Every year, about this time, we hear about the war on Christmas. Nativity scenes taken out of court house lawns. Christmas carols removed from government school music programs. Store clerks saying “Happy Holidays” instead of “Merry Christmas”.
The solution to this problem, we are told, is to raise our voices, vote with our wallets, and put public pressure on stores and local governments. We are invited to do that in the hope that cherished religious symbols can take their place in our culture’s Christmas celebration once again.
That solution may prove effective.
Yet I wonder, if that solution is to a problem that isn’t the real problem?
In my view, the problem isn’t that traditional Christian symbols are being removed from the public sphere.
In my view, the problem is the belief that including Christian symbols in the public sphere somehow makes what is happening there consistent with the life and teaching of Jesus.
I argue that using traditional Christian symbols and language is actually what allows followers of Jesus to unreflectively participate in a cultural celebration as if it is a Christian one (when in reality it is not). Here I am not arguing that Christians can’t or shouldn’t engage in cultural Christmas celebrations. I’m suggesting, merely, that we not confuse that with following Jesus or celebrating his advent.

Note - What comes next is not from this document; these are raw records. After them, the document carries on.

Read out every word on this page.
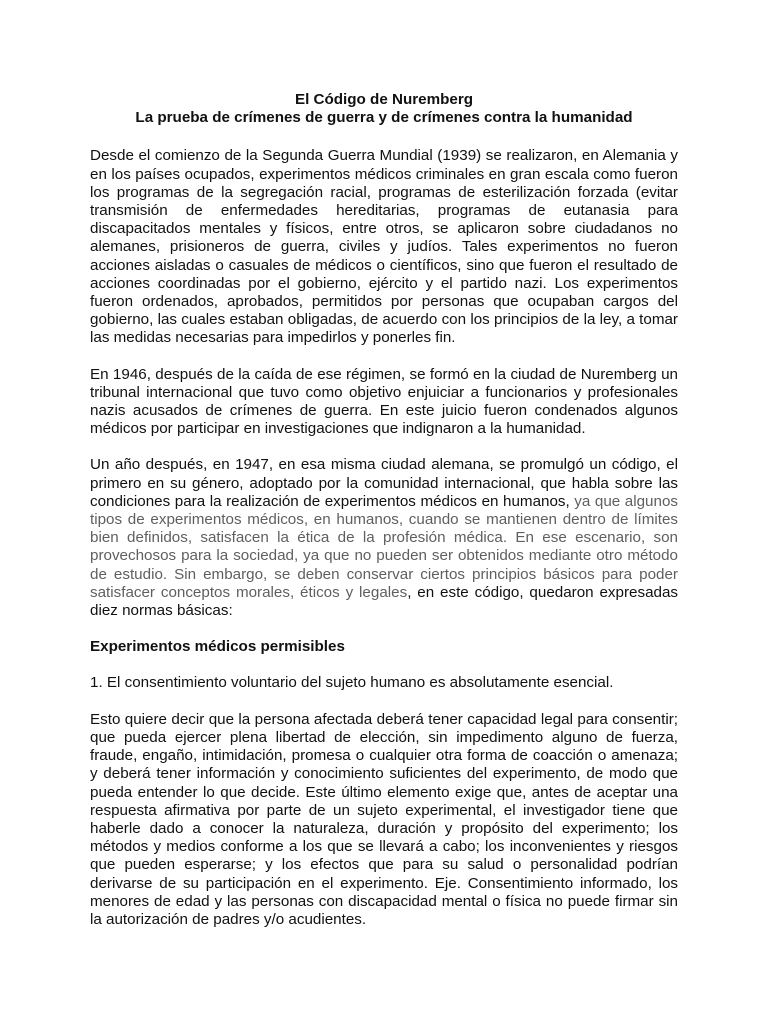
El Código de Nuremberg
La prueba de crímenes de guerra y de crímenes contra la humanidad

Desde el comienzo de la Segunda Guerra Mundial (1939) se realizaron, en Alemania y en los países ocupados, experimentos médicos criminales en gran escala como fueron los programas de la segregación racial, programas de esterilización forzada (evitar transmisión de enfermedades hereditarias, programas de eutanasia para discapacitados mentales y físicos, entre otros, se aplicaron sobre ciudadanos no alemanes, prisioneros de guerra, civiles y judíos. Tales experimentos no fueron acciones aisladas o casuales de médicos o científicos, sino que fueron el resultado de acciones coordinadas por el gobierno, ejército y el partido nazi. Los experimentos fueron ordenados, aprobados, permitidos por personas que ocupaban cargos del gobierno, las cuales estaban obligadas, de acuerdo con los principios de la ley, a tomar las medidas necesarias para impedirlos y ponerles fin.

En 1946, después de la caída de ese régimen, se formó en la ciudad de Nuremberg un tribunal internacional que tuvo como objetivo enjuiciar a funcionarios y profesionales nazis acusados de crímenes de guerra. En este juicio fueron condenados algunos médicos por participar en investigaciones que indignaron a la humanidad.

Un año después, en 1947, en esa misma ciudad alemana, se promulgó un código, el primero en su género, adoptado por la comunidad internacional, que habla sobre las condiciones para la realización de experimentos médicos en humanos, ya que algunos tipos de experimentos médicos, en humanos, cuando se mantienen dentro de límites bien definidos, satisfacen la ética de la profesión médica. En ese escenario, son provechosos para la sociedad, ya que no pueden ser obtenidos mediante otro método de estudio. Sin embargo, se deben conservar ciertos principios básicos para poder satisfacer conceptos morales, éticos y legales, en este código, quedaron expresadas diez normas básicas:

Experimentos médicos permisibles

1. El consentimiento voluntario del sujeto humano es absolutamente esencial.

Esto quiere decir que la persona afectada deberá tener capacidad legal para consentir; que pueda ejercer plena libertad de elección, sin impedimento alguno de fuerza, fraude, engaño, intimidación, promesa o cualquier otra forma de coacción o amenaza; y deberá tener información y conocimiento suficientes del experimento, de modo que pueda entender lo que decide. Este último elemento exige que, antes de aceptar una respuesta afirmativa por parte de un sujeto experimental, el investigador tiene que haberle dado a conocer la naturaleza, duración y propósito del experimento; los métodos y medios conforme a los que se llevará a cabo; los inconvenientes y riesgos que pueden esperarse; y los efectos que para su salud o personalidad podrían derivarse de su participación en el experimento. Eje. Consentimiento informado, los menores de edad y las personas con discapacidad mental o física no puede firmar sin la autorización de padres y/o acudientes.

I’m also suggesting that removing all Christian symbols and language from our cultural celebration allows people to see what is left for what it really is. Only then will we be able to see clearly what the American Christmas season has become. That creates a space for us to consider when, where, why and how we engage in cultural celebrations and how we might celebrate the advent of Jesus more fully and more in keeping with the advent of Jesus.

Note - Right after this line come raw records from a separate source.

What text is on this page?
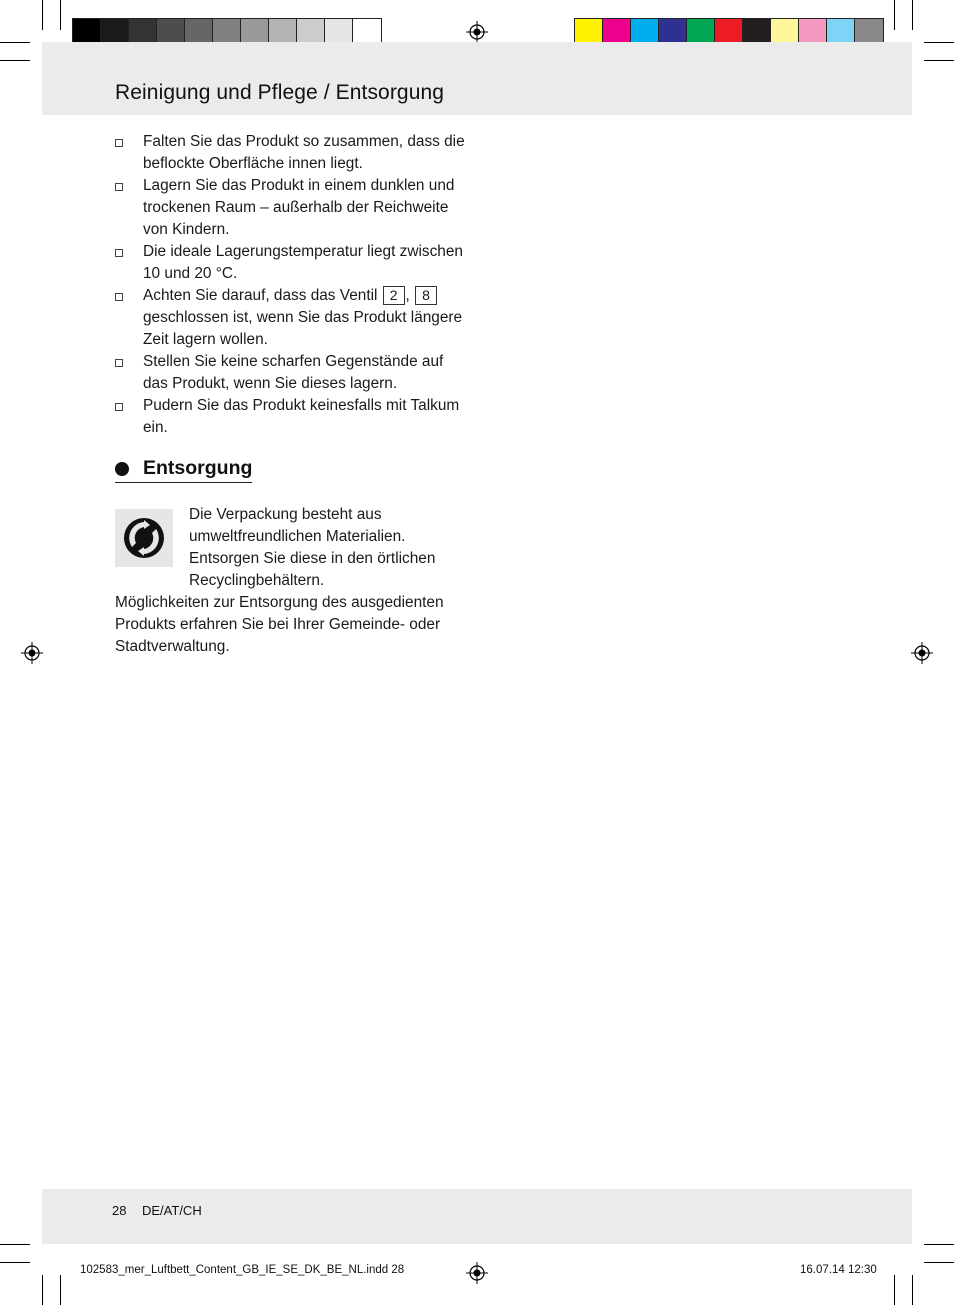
Reinigung und Pflege / Entsorgung
Falten Sie das Produkt so zusammen, dass die beflockte Oberfläche innen liegt.
Lagern Sie das Produkt in einem dunklen und trockenen Raum – außerhalb der Reichweite von Kindern.
Die ideale Lagerungstemperatur liegt zwischen 10 und 20 °C.
Achten Sie darauf, dass das Ventil 2 , 8 geschlossen ist, wenn Sie das Produkt längere Zeit lagern wollen.
Stellen Sie keine scharfen Gegenstände auf das Produkt, wenn Sie dieses lagern.
Pudern Sie das Produkt keinesfalls mit Talkum ein.
Entsorgung

Die Verpackung besteht aus umweltfreundlichen Materialien. Entsorgen Sie diese in den örtlichen Recyclingbehältern.

Möglichkeiten zur Entsorgung des ausgedienten Produkts erfahren Sie bei Ihrer Gemeinde- oder Stadtverwaltung.

28 DE/AT/CH
102583_mer_Luftbett_Content_GB_IE_SE_DK_BE_NL.indd 28	16.07.14 12:30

This leads us to a paradox: If we want to keep “Christ in Christmas”, we have to let Jesus bow gracefully out of the American cultural Christmas scene. Then followers of Jesus will be free to pick up new practices that are consistent with the life and teaching of Jesus.
These practices can take on many forms, but they will likely involve more worship, be relational and rooted in love. I think the folks at the Advent Conspiracy are headed in the right direction.